Les perspectives sous lesquelles on aborde le sport sont multiples. Pour une bonne part parce que ce dernier est un terrain de confrontations, de tensions, autant dans l’arène que sur les gradins.
Le sport, c’est une pratique du corps, mais aussi une expérience du regard ; les manières d’énoncer l’activité sportive dépendent largement de la position du sujet, de son histoire et de son parcours personnel par rapport au jeu.
Il y a une dizaine d’années, de fervents amateurs de baseball avaient poussé cette idée en concevant un livre, The Fenway Project1, où une vingtaine de partisans décrivaient leur expérience d’un même match, en fonction de leur emplacement dans le stade, de leur implication dans les résultats de la joute, des conversations tenues durant les manches. Il en résultait un portrait de la diversité de l’expérience sportive en même temps qu’un sentiment de communion pour les récits distincts des autres partisans. Dire le sport, c’est se confronter à des regards complémentaires, façonnés par des cultures, des habitudes, des métiers divers. C’est ce que nous montrent Eduardo Galeano et Jacques Doucet, à partir des perspectives de l’écrivain passionné par le soccer/football et du commentateur radiophonique des Expos.
Une voix d’été
Jacques Doucet a été la voix des Expos ; il n’est pas le seul à avoir décrit le jeu durant l’existence de l’équipe, mais il est assurément celui qui l’a fait avec le plus de rigueur, en y imprimant une cadence, une grâce et une tonalité qui en sont venues à incarner le rythme de l’équipe, de nos errances québécoises en voiture (Doucet décrivait d’autant mieux les matchs qu’il les faisait apparaître dans les champs montérégiens de mon enfance par le truchement de la radio) et de nos étés.

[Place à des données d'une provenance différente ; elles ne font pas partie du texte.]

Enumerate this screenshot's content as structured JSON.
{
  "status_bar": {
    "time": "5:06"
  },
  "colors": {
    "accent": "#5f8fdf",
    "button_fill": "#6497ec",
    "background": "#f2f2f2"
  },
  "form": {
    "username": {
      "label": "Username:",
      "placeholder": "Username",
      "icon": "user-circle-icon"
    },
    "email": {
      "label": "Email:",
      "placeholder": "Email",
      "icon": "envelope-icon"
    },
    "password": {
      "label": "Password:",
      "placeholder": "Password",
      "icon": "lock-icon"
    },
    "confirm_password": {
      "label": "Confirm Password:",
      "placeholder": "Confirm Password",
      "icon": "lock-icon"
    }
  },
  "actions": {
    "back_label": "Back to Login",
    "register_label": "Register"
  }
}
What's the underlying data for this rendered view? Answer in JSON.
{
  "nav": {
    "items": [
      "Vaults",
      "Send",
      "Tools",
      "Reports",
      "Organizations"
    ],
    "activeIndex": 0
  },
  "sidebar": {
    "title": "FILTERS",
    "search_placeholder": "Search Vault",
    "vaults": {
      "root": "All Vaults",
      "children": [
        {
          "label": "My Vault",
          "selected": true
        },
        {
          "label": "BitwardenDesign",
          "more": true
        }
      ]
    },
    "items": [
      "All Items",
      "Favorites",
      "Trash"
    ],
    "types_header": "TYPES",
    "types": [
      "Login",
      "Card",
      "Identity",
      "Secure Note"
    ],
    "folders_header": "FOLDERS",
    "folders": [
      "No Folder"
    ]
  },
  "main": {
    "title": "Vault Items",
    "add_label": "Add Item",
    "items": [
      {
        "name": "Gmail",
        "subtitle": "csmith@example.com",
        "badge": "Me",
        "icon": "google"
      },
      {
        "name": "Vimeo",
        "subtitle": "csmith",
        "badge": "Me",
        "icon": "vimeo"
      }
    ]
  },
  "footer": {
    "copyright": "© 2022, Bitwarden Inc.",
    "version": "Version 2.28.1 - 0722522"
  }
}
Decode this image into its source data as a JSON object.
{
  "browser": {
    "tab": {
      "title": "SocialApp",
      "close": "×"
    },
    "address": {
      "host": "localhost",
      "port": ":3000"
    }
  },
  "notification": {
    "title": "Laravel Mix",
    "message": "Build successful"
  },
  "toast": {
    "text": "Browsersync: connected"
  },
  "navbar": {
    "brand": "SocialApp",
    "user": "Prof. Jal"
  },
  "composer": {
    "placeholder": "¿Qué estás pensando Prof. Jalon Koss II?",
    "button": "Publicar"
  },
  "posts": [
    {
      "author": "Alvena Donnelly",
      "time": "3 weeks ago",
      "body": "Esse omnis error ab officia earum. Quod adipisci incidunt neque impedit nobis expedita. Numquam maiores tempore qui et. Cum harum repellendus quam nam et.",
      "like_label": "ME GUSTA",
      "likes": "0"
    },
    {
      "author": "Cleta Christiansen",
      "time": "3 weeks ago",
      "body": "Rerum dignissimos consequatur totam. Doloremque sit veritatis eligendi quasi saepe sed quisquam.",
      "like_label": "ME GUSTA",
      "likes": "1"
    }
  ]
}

Le sous-titre de ses Mémoires d’un micro, Jacques Doucet, la voix d’un sport2, est tout à fait approprié, tant l’homme a participé à forger la langue française du baseball durant ses 36 années à couvrir les Expos, à l’écrit comme à la radio. Ces mémoires ont été écrites avec réticences, nous avoue Doucet. Le désir de parler de soi, après plus de 30 ans à parler des autres, n’était pas suffisamment fort pour générer de facto ces mémoires, que le milieu sportif attendait depuis longtemps. Il lui aura fallu rédiger la magistrale histoire de l’équipe montréalaise, Il était une fois les Expos3, avec la collaboration de Marc Robitaille, pour que l’idée des mémoires germe. En fait, ce nouveau bouquin s’est nourri d’anecdotes, de témoignages, de commentaires de Doucet non utilisés dans les deux tomes d’Il était une fois les Expos. Bien que la réécriture et le réaménagement de ces éléments soient majeurs et bien faits, Mémoires d’un micro souffre par moments du caractère disparate de la genèse du projet, avec des chapitres qui retracent un parcours dans le monde du journalisme et du sport et d’autres qui s’attardent aux opinions du descripteur sur les joueurs et les gérants des Expos.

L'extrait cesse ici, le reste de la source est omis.